Cybersecurity researchers have identified technical overlaps between activity attributed to the Lazarus Group, a threat actor widely linked to the North Korean government, and deployments of the Medusa ransomware strain. The findings are based on forensic analysis of malware samples and supporting infrastructure observed in recent incidents.
Medusa ransomware, first detected in 2021, has been used in attacks against organisations across multiple sectors. Analysts examining newer variants found similarities in code structure, encryption mechanisms, and command and control infrastructure that align with tools previously associated with Lazarus operations. The researchers said the overlap includes reused components and patterns in how systems were compromised and managed after initial access.
Security firms tracking the activity noted that Lazarus has historically conducted a range of cyber operations, including financially motivated ransomware campaigns and intrusions targeting financial institutions and digital asset platforms. In the cases linked to Medusa, investigators observed behaviours consistent with earlier Lazarus activity, including staged data exfiltration prior to file encryption and ransom demands issued in cryptocurrency.

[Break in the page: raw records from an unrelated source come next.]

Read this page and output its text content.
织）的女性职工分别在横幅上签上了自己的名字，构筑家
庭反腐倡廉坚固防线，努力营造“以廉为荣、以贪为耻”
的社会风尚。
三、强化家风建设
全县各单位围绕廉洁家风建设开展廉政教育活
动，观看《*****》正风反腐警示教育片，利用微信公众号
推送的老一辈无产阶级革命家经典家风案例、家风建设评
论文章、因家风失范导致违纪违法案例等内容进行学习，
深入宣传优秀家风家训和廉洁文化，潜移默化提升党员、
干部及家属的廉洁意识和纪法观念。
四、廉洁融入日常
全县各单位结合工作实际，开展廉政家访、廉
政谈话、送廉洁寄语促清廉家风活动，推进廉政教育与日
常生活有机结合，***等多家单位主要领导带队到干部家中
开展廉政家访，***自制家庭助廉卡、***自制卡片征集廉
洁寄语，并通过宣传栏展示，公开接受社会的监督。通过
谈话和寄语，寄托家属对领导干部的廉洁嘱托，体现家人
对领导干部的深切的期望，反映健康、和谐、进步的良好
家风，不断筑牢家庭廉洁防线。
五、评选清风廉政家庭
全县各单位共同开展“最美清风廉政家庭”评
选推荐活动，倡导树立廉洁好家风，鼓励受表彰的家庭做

Victims of Medusa incidents reported that attackers encrypted networked systems and left ransom notes directing them to contact operators for payment instructions. In some cases, stolen data was published or threatened to be released through leak sites. Researchers said that the infrastructure supporting certain Medusa attacks showed configuration similarities to infrastructure used in past Lazarus campaigns.
The researchers cautioned that technical overlap does not necessarily mean that all Medusa operations are centrally directed by Lazarus. Instead, the evidence suggests that actors linked to or sharing resources with Lazarus may be involved in at least some deployments of the ransomware.
The findings are part of ongoing monitoring of ransomware threats and state-linked cyber activity. Security analysts said they will continue to examine malware samples and infrastructure to clarify the relationship between Medusa operators and previously identified Lazarus activity.